As a parent, you can't wait to witness some of your baby's most important milestones. From those first giggles to a few tentative first steps, your little one grows, matures and learns more each day. But before you add "eating solid foods" to your milestone photo album, you should know a thing or two about your baby's mouth. Something known as extrusion reflex could affect the way your baby experiences solids. Read on to learn the why and when behind giving your baby solid foods.
Your Baby's Development
For the first four to six months of life, your baby is more than content to nosh on breast milk or formula. After all, both have everything she needs to grow during those crucial first months. As your child develops (and with your pediatrician's permission) you might feel ready to offer your baby solids between four and six months. Of course, it might seem like your baby has other ideas: When you try to give her a spoonful of cereal, she pushes it right back out! You're left with a mess and wondering if your baby is a picky eater.
The Extrusion Reflex
According to the American Academy of Pediatrics (AAP), when your little one pushes solid food out of her mouth using her tongue, it's called the extrusion or tongue-thrust reflex. What seems like a baby refusing solids is actually an instinct meant to protect her. Since your little one's body is still developing, the extrusion reflex protects her from choking on or aspirating foreign objects in the first few months of life. That way, if something accidentally enters your baby's mouth, the reflex would push it right back out again, especially since your baby's swallowing mechanism is not yet mature enough to handle solids. The tongue-thrust motion ensures that breast milk or formula are the only things going into your baby's tummy. The reflex won't work on the breast or bottle, but might be engaged when you offer a spoonful of solids.

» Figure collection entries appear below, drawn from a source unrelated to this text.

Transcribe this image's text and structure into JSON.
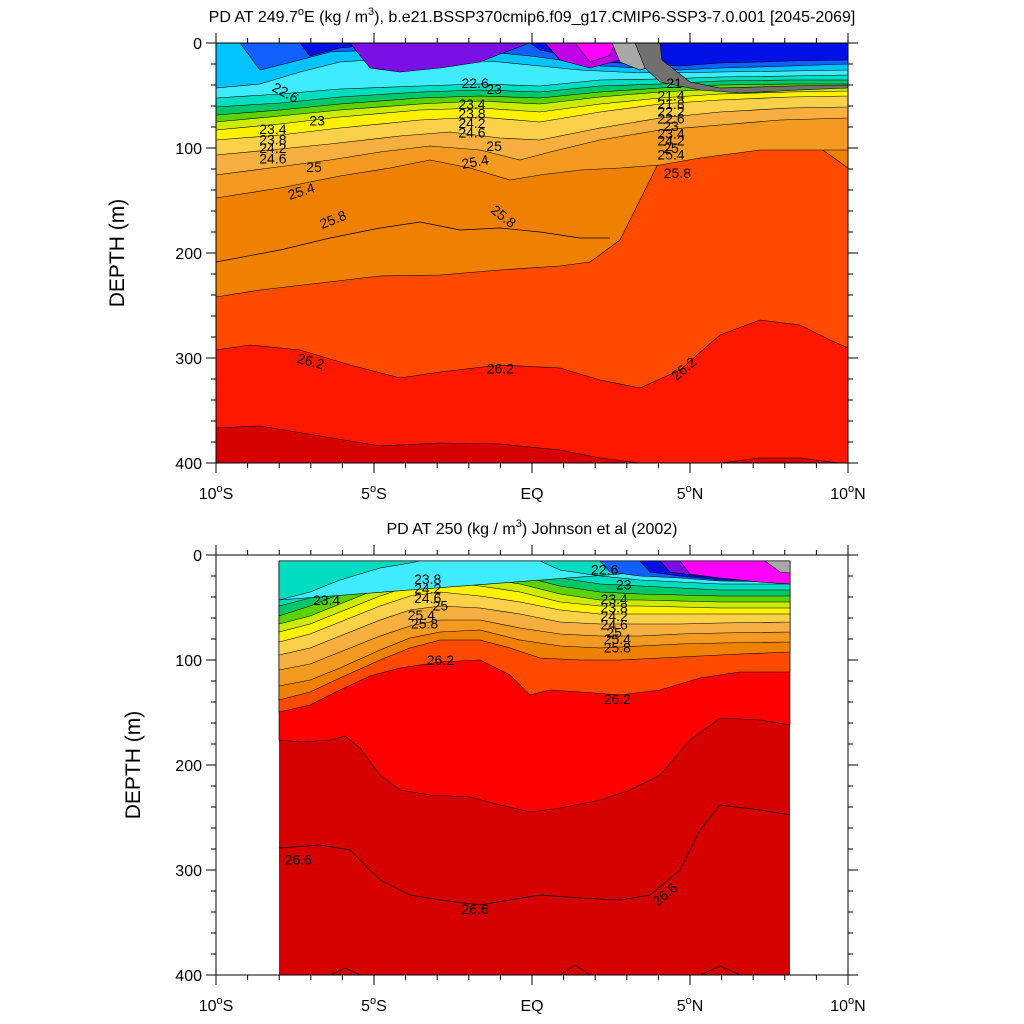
{
  "chart_data": [
    {
      "type": "heatmap",
      "title": "PD AT 249.7°E (kg / m³), b.e21.BSSP370cmip6.f09_g17.CMIP6-SSP3-7.0.001 [2045-2069]",
      "title_parts": {
        "prefix": "PD AT 249.7",
        "superscript_1": "o",
        "middle": "E (kg / m",
        "superscript_2": "3",
        "suffix": "), b.e21.BSSP370cmip6.f09_g17.CMIP6-SSP3-7.0.001 [2045-2069]"
      },
      "ylabel": "DEPTH (m)",
      "xlabel": "",
      "xlim": [
        -10,
        10
      ],
      "ylim": [
        400,
        0
      ],
      "y_reversed": true,
      "x_ticks": [
        {
          "value": -10,
          "label": "10°S",
          "base": "10",
          "deg": "o",
          "hemi": "S"
        },
        {
          "value": -5,
          "label": "5°S",
          "base": "5",
          "deg": "o",
          "hemi": "S"
        },
        {
          "value": 0,
          "label": "EQ",
          "base": "EQ",
          "deg": "",
          "hemi": ""
        },
        {
          "value": 5,
          "label": "5°N",
          "base": "5",
          "deg": "o",
          "hemi": "N"
        },
        {
          "value": 10,
          "label": "10°N",
          "base": "10",
          "deg": "o",
          "hemi": "N"
        }
      ],
      "y_ticks": [
        0,
        100,
        200,
        300,
        400
      ],
      "data_x_range": [
        -9.8,
        10
      ],
      "contour_interval": 0.2,
      "contour_labels": [
        {
          "value": "22.6",
          "x": -7.8,
          "y": 47,
          "angle": 28
        },
        {
          "value": "23",
          "x": -6.8,
          "y": 74,
          "angle": 0
        },
        {
          "value": "23.4",
          "x": -8.2,
          "y": 82,
          "angle": 0
        },
        {
          "value": "23.8",
          "x": -8.2,
          "y": 92,
          "angle": 0
        },
        {
          "value": "24.2",
          "x": -8.2,
          "y": 100,
          "angle": 0
        },
        {
          "value": "24.6",
          "x": -8.2,
          "y": 110,
          "angle": 0
        },
        {
          "value": "25",
          "x": -6.9,
          "y": 118,
          "angle": 0
        },
        {
          "value": "25.4",
          "x": -7.3,
          "y": 141,
          "angle": -18
        },
        {
          "value": "25.8",
          "x": -6.3,
          "y": 168,
          "angle": -22
        },
        {
          "value": "22.6",
          "x": -1.8,
          "y": 38,
          "angle": 0
        },
        {
          "value": "23",
          "x": -1.2,
          "y": 44,
          "angle": 0
        },
        {
          "value": "23.4",
          "x": -1.9,
          "y": 58,
          "angle": 0
        },
        {
          "value": "23.8",
          "x": -1.9,
          "y": 67,
          "angle": 0
        },
        {
          "value": "24.2",
          "x": -1.9,
          "y": 76,
          "angle": 0
        },
        {
          "value": "24.6",
          "x": -1.9,
          "y": 85,
          "angle": 0
        },
        {
          "value": "25",
          "x": -1.2,
          "y": 98,
          "angle": 0
        },
        {
          "value": "25.4",
          "x": -1.8,
          "y": 113,
          "angle": -10
        },
        {
          "value": "25.8",
          "x": -0.9,
          "y": 165,
          "angle": 38
        },
        {
          "value": "21",
          "x": 4.5,
          "y": 38,
          "angle": 0
        },
        {
          "value": "21.4",
          "x": 4.4,
          "y": 50,
          "angle": 0
        },
        {
          "value": "21.8",
          "x": 4.4,
          "y": 58,
          "angle": 0
        },
        {
          "value": "22.2",
          "x": 4.4,
          "y": 65,
          "angle": 0
        },
        {
          "value": "22.6",
          "x": 4.4,
          "y": 72,
          "angle": 0
        },
        {
          "value": "23",
          "x": 4.4,
          "y": 79,
          "angle": 0
        },
        {
          "value": "23.4",
          "x": 4.4,
          "y": 86,
          "angle": 0
        },
        {
          "value": "24.2",
          "x": 4.4,
          "y": 93,
          "angle": 0
        },
        {
          "value": "25",
          "x": 4.4,
          "y": 100,
          "angle": 0
        },
        {
          "value": "25.4",
          "x": 4.4,
          "y": 106,
          "angle": 0
        },
        {
          "value": "25.8",
          "x": 4.6,
          "y": 124,
          "angle": 0
        },
        {
          "value": "26.2",
          "x": -7.0,
          "y": 303,
          "angle": 15
        },
        {
          "value": "26.2",
          "x": -1.0,
          "y": 310,
          "angle": 0
        },
        {
          "value": "26.2",
          "x": 4.8,
          "y": 310,
          "angle": -40
        }
      ]
    },
    {
      "type": "heatmap",
      "title": "PD AT 250 (kg / m³) Johnson et al (2002)",
      "title_parts": {
        "prefix": "PD AT 250 (kg / m",
        "superscript_1": "3",
        "suffix": ") Johnson et al (2002)"
      },
      "ylabel": "DEPTH (m)",
      "xlabel": "",
      "xlim": [
        -10,
        10
      ],
      "ylim": [
        400,
        0
      ],
      "y_reversed": true,
      "x_ticks": [
        {
          "value": -10,
          "label": "10°S",
          "base": "10",
          "deg": "o",
          "hemi": "S"
        },
        {
          "value": -5,
          "label": "5°S",
          "base": "5",
          "deg": "o",
          "hemi": "S"
        },
        {
          "value": 0,
          "label": "EQ",
          "base": "EQ",
          "deg": "",
          "hemi": ""
        },
        {
          "value": 5,
          "label": "5°N",
          "base": "5",
          "deg": "o",
          "hemi": "N"
        },
        {
          "value": 10,
          "label": "10°N",
          "base": "10",
          "deg": "o",
          "hemi": "N"
        }
      ],
      "y_ticks": [
        0,
        100,
        200,
        300,
        400
      ],
      "data_x_range": [
        -8,
        8.2
      ],
      "contour_interval": 0.2,
      "contour_labels": [
        {
          "value": "23.4",
          "x": -6.5,
          "y": 43,
          "angle": 0
        },
        {
          "value": "23.8",
          "x": -3.3,
          "y": 23,
          "angle": 0
        },
        {
          "value": "24.2",
          "x": -3.3,
          "y": 32,
          "angle": 0
        },
        {
          "value": "24.6",
          "x": -3.3,
          "y": 41,
          "angle": 0
        },
        {
          "value": "25",
          "x": -2.9,
          "y": 48,
          "angle": 0
        },
        {
          "value": "25.4",
          "x": -3.5,
          "y": 57,
          "angle": 0
        },
        {
          "value": "25.8",
          "x": -3.4,
          "y": 65,
          "angle": 0
        },
        {
          "value": "22.6",
          "x": 2.3,
          "y": 14,
          "angle": 0
        },
        {
          "value": "23",
          "x": 2.9,
          "y": 28,
          "angle": 0
        },
        {
          "value": "23.4",
          "x": 2.6,
          "y": 42,
          "angle": 0
        },
        {
          "value": "23.8",
          "x": 2.6,
          "y": 50,
          "angle": 0
        },
        {
          "value": "24.2",
          "x": 2.6,
          "y": 58,
          "angle": 0
        },
        {
          "value": "24.6",
          "x": 2.6,
          "y": 66,
          "angle": 0
        },
        {
          "value": "25",
          "x": 2.6,
          "y": 74,
          "angle": 0
        },
        {
          "value": "25.4",
          "x": 2.7,
          "y": 80,
          "angle": 0
        },
        {
          "value": "25.8",
          "x": 2.7,
          "y": 88,
          "angle": 0
        },
        {
          "value": "26.2",
          "x": -2.9,
          "y": 100,
          "angle": 0
        },
        {
          "value": "26.2",
          "x": 2.7,
          "y": 137,
          "angle": 0
        },
        {
          "value": "26.6",
          "x": -7.4,
          "y": 290,
          "angle": 0
        },
        {
          "value": "26.6",
          "x": -1.8,
          "y": 337,
          "angle": 0
        },
        {
          "value": "26.6",
          "x": 4.2,
          "y": 323,
          "angle": -40
        }
      ]
    }
  ]
}
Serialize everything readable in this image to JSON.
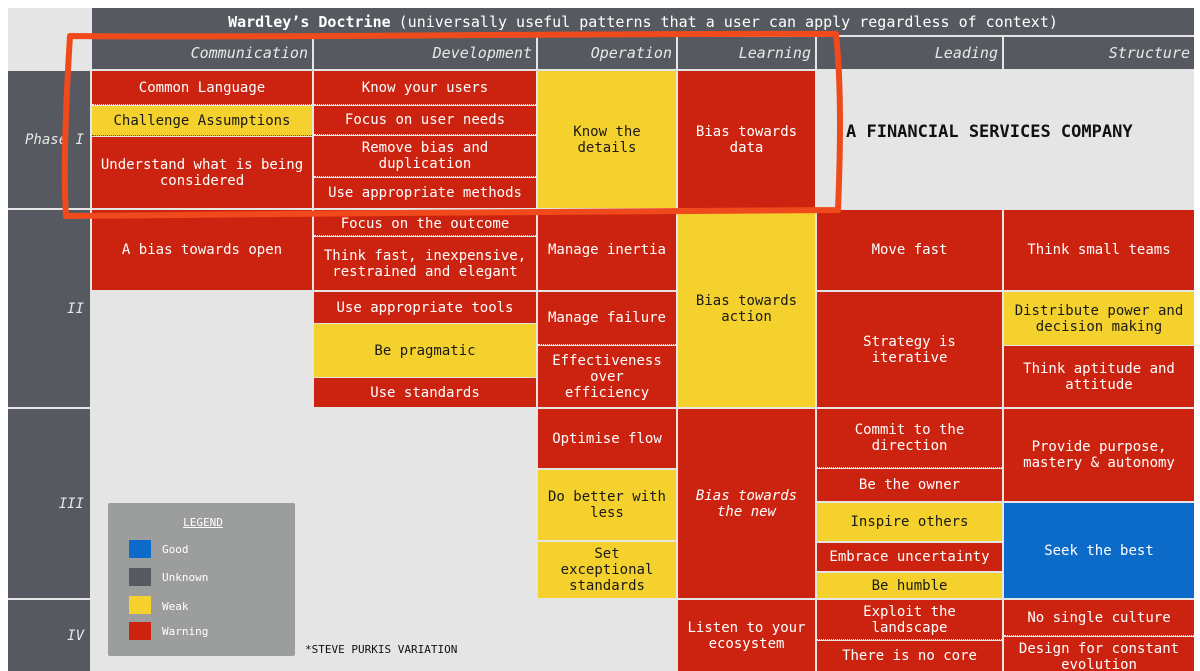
{
  "title": {
    "bold": "Wardley’s Doctrine",
    "rest": "(universally useful patterns that a user can apply regardless of context)"
  },
  "columns": [
    "Communication",
    "Development",
    "Operation",
    "Learning",
    "Leading",
    "Structure"
  ],
  "phases": [
    "Phase I",
    "II",
    "III",
    "IV"
  ],
  "company_label": "A FINANCIAL SERVICES COMPANY",
  "cells": {
    "common_language": "Common Language",
    "challenge_assumptions": "Challenge Assumptions",
    "understand_considered": "Understand what is being considered",
    "know_your_users": "Know your users",
    "focus_user_needs": "Focus on user needs",
    "remove_bias": "Remove bias and duplication",
    "use_appropriate_methods": "Use appropriate methods",
    "know_the_details": "Know the details",
    "bias_towards_data": "Bias towards data",
    "bias_towards_open": "A bias towards open",
    "focus_outcome": "Focus on the outcome",
    "think_fast": "Think fast, inexpensive, restrained and elegant",
    "use_appropriate_tools": "Use appropriate tools",
    "be_pragmatic": "Be pragmatic",
    "use_standards": "Use standards",
    "manage_inertia": "Manage inertia",
    "manage_failure": "Manage failure",
    "effectiveness": "Effectiveness over efficiency",
    "bias_towards_action": "Bias towards action",
    "move_fast": "Move fast",
    "strategy_iterative": "Strategy is iterative",
    "think_small_teams": "Think small teams",
    "distribute_power": "Distribute power and decision making",
    "think_aptitude": "Think aptitude and attitude",
    "optimise_flow": "Optimise flow",
    "do_better": "Do better with less",
    "set_exceptional": "Set exceptional standards",
    "bias_towards_new": "Bias towards the new",
    "commit_direction": "Commit to the direction",
    "be_the_owner": "Be the owner",
    "inspire_others": "Inspire others",
    "embrace_uncertainty": "Embrace uncertainty",
    "be_humble": "Be humble",
    "provide_purpose": "Provide purpose, mastery & autonomy",
    "seek_the_best": "Seek the best",
    "listen_ecosystem": "Listen to your ecosystem",
    "exploit_landscape": "Exploit the landscape",
    "no_core": "There is no core",
    "no_single_culture": "No single culture",
    "design_constant": "Design for constant evolution"
  },
  "legend": {
    "title": "LEGEND",
    "items": [
      {
        "label": "Good",
        "color": "#0c6bc9"
      },
      {
        "label": "Unknown",
        "color": "#56595f"
      },
      {
        "label": "Weak",
        "color": "#f5d12e"
      },
      {
        "label": "Warning",
        "color": "#cc2310"
      }
    ]
  },
  "footnote": "*STEVE PURKIS VARIATION",
  "annotation_color": "#f04a1c",
  "colors": {
    "good": "#0c6bc9",
    "unknown": "#56595f",
    "weak": "#f5d12e",
    "warning": "#cc2310"
  }
}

Talk to your baby's pediatrician before you begin feeding solids. The AAP advises waiting until your little one is at least 4 to 6 months of age before introducing solid foods as part of her diet. Still, even if you get the OK from your doctor, your little one might still push food out of her mouth. It doesn't mean she's not a fan of baby cereal, but that her extrusion reflex is still there. There's no harm in waiting a few more days and trying again later. As your baby gets a little older, the reflex will gradually diminish when she's ready for solids.
Starting solids is the ideal time to solidify a regular infant oral care routine. You can use a piece of gauze to rub your baby's gums or brush food particles away using a gentle infant toothbrush, like the Colgate My First toothbrush. Even if your baby's trademark gummy smile doesn't yet showcase teeth, an oral care routine is an important part of her overall health.
What might seem like a picky eater refusing her first foods is actually a developmental milestone you might not have considered. The extrusion reflex helps keep your little one safe by expelling food until she's truly ready to start solids. Watch your baby as she experiences food, and use the reflex as a way to gauge readiness before you check "first solids" off on your milestone checklist.